Todo ello favorece, además, la escorrentía, dificulta la infiltración de las aguas de lluvia, con el consiguiente debilitamiento de los acuíferos (al mismo tiempo que crece la superficie de olivar en regadío, otro dislate), favorece el arrastre de la capa superficial e incrementa el riesgo de arroyadas, riadas y avenidas. En tan inmensos espacios con una sola especie vegetal, sus plagas y enfermedades (la mosca del olivo, el temido repilo, la polilla del olivar, etc.) encuentran las condiciones óptimas para desarrollarse, por lo que el consumo de insecticidas y fungicidas por unidad de superficie ha de ser notable, lo mismo que el de abonos inorgánicos, a causa de la caída año tras año de la calidad media de los suelos. Al no haber ningún otro cultivo ni ganado, esas zonas han de importar todo lo necesario para la alimentación de su población, a la vez que exportan grandes cantidades de dos únicos productos, la aceituna de mesa y el aceite de oliva. Con ello maximizan el gasto de energía y la contaminación, así como la demanda de material de tras*porte y la exigencia de megainfraestructuras viarias. A la vez, tal estado de cosas potencia en grado superlativo el desarrollo del capital comercial, el poder del capital financiero y la monetización del cuerpo social. En particular, esto último otorga un nuevo modo y grado de poder al Estado que, con la política monetaria, alcanza aún mayores cotas de dominio sobre el elemento popular. Tales son los deplorables efectos de lo que ha sido llamado, con razón, "desierto olivarero".

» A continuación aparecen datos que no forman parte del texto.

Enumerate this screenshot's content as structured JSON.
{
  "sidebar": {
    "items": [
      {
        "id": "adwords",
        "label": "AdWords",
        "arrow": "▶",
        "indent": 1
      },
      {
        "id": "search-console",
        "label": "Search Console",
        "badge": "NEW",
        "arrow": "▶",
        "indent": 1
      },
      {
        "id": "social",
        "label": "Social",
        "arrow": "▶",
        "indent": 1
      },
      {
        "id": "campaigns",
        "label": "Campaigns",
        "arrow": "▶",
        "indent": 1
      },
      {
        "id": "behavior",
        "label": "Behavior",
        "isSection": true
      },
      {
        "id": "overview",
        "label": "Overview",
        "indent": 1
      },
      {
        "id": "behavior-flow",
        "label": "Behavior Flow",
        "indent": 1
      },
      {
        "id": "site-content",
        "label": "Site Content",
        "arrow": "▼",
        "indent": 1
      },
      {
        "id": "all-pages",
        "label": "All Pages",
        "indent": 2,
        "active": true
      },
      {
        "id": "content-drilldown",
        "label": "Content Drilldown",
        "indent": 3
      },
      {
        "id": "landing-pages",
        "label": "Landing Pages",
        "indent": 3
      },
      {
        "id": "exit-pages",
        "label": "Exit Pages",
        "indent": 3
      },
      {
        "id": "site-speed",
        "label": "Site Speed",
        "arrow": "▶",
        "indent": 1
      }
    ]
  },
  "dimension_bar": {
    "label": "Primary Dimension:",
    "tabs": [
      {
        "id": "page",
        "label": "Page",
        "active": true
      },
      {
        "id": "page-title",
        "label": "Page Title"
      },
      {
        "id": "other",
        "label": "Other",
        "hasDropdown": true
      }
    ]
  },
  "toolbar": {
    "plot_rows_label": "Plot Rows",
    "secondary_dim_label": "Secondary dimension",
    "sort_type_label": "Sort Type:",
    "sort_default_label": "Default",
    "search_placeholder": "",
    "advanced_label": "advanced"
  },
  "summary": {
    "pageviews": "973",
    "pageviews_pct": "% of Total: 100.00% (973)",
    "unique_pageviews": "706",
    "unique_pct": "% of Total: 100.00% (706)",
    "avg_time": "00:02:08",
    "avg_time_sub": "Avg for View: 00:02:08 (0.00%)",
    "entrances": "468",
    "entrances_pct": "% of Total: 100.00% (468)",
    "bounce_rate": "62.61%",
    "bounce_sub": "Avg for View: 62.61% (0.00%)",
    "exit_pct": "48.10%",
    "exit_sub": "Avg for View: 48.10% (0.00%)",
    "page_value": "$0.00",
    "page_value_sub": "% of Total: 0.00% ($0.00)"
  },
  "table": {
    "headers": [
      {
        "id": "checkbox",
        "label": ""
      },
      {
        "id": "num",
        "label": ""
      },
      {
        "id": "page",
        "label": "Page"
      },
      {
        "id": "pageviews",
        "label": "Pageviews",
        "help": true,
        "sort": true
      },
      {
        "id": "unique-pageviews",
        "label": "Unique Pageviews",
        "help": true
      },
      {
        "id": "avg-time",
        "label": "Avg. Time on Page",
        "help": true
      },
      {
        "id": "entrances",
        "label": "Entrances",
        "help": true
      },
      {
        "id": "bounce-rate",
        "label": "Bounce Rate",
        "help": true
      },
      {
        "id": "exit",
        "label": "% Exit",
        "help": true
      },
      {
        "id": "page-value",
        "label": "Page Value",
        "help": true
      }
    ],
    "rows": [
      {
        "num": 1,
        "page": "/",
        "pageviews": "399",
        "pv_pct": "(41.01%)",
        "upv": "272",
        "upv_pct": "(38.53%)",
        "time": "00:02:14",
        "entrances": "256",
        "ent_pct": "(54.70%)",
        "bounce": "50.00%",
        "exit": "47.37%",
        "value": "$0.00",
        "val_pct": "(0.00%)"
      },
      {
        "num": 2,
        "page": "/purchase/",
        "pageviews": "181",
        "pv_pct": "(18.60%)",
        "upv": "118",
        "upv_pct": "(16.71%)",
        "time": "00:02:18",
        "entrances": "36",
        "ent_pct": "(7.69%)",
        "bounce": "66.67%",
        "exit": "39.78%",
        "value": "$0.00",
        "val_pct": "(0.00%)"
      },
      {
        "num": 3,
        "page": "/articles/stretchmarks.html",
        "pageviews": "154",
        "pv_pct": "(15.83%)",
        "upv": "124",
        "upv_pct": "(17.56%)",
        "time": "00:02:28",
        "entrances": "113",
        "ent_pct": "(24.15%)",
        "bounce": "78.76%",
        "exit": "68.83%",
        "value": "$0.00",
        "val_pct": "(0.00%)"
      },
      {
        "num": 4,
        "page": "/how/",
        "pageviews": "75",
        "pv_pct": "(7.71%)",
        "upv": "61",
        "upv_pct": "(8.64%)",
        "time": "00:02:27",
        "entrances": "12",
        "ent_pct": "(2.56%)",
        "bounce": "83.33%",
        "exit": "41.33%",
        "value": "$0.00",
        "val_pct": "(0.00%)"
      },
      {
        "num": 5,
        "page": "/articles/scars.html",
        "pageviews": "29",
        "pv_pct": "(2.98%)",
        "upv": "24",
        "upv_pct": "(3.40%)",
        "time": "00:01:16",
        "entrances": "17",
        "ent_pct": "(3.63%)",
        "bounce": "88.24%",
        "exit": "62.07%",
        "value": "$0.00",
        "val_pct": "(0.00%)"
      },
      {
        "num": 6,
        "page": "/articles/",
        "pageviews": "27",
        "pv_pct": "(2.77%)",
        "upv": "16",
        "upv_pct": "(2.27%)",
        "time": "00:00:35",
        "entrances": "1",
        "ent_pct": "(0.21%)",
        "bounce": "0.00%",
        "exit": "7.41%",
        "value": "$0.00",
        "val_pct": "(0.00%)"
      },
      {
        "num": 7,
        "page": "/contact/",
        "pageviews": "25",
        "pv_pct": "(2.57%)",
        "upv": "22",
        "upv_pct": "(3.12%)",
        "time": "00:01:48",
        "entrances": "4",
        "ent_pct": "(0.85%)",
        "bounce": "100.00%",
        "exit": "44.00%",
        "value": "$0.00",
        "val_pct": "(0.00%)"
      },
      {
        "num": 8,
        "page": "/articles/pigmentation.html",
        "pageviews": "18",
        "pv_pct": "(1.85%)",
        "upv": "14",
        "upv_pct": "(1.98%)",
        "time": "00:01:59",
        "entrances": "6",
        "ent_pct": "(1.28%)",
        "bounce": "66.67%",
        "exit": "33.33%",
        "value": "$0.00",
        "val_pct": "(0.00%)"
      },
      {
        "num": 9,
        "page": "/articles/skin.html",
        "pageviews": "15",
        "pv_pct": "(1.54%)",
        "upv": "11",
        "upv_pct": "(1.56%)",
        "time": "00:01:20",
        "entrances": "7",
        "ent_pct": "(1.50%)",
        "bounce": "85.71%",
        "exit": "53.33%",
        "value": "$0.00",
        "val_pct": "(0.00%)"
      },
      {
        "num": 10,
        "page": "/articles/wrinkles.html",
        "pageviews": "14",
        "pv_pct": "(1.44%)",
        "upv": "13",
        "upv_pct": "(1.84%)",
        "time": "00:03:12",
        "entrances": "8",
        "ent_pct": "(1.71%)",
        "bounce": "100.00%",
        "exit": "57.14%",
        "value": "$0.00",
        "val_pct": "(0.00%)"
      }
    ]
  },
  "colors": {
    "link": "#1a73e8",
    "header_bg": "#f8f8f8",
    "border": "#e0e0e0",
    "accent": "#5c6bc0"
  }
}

[ 12 ] Expone J.M. Donézar, en su bien documentado, aunque no siempre bien reflexionado, libro "Riqueza y propiedad en la Castilla del Antiguo Régimen. La provincia de Toledo en el siglo XVIII" que sólo el 3,3% de las tierras de labor toledanas de esa centuria estaban ocupadas por el olivar, pues en la alimentación se utilizaban grasas animales, lo que permitía, e incluso exigía, que la cubierta vegetal espontánea ocupara grandes extensiones, estado de cosas que protegía los suelos de la erosión, favorecía la infiltración de las aguas, incrementaba los índices de pluviosidad y atemperaba los extremismos del clima, además de mantener la biodiversidad. Para aquellas fechas una parte significativa, aunque imposible de determinar, de la alimentación humana provenía de los recursos silvestres, solución excelente en comparación con los excesos de la agricolización y cerealización, propios de la modernidad, pues la agricultura, como se ha dicho con feliz expresión, es la artificialización de los ecosistemas, tras cuya hegemonía, especialmente en las condiciones del clima mediterráneo, viene el semidesierto, lo que es dado observar hoy en la provincia de Toledo, convertida en sólo 200 años en un secarral patético, con unos contenidos de materia orgánica en los suelos que se sitúan en el 1,38% de media provincial. Eliminar una buena parte del olivar, limitar la agricultura a las tierras más aptas, unir, como se decía antaño, labranza y crianza, poner fin a la saca mercantil de productos agrícolas, devolver la tierra así liberada al monte, al pastizal y a los ganados, incorporando los frutos silvestres a la dieta humana a gran escala, es el plan estratégico más adecuado.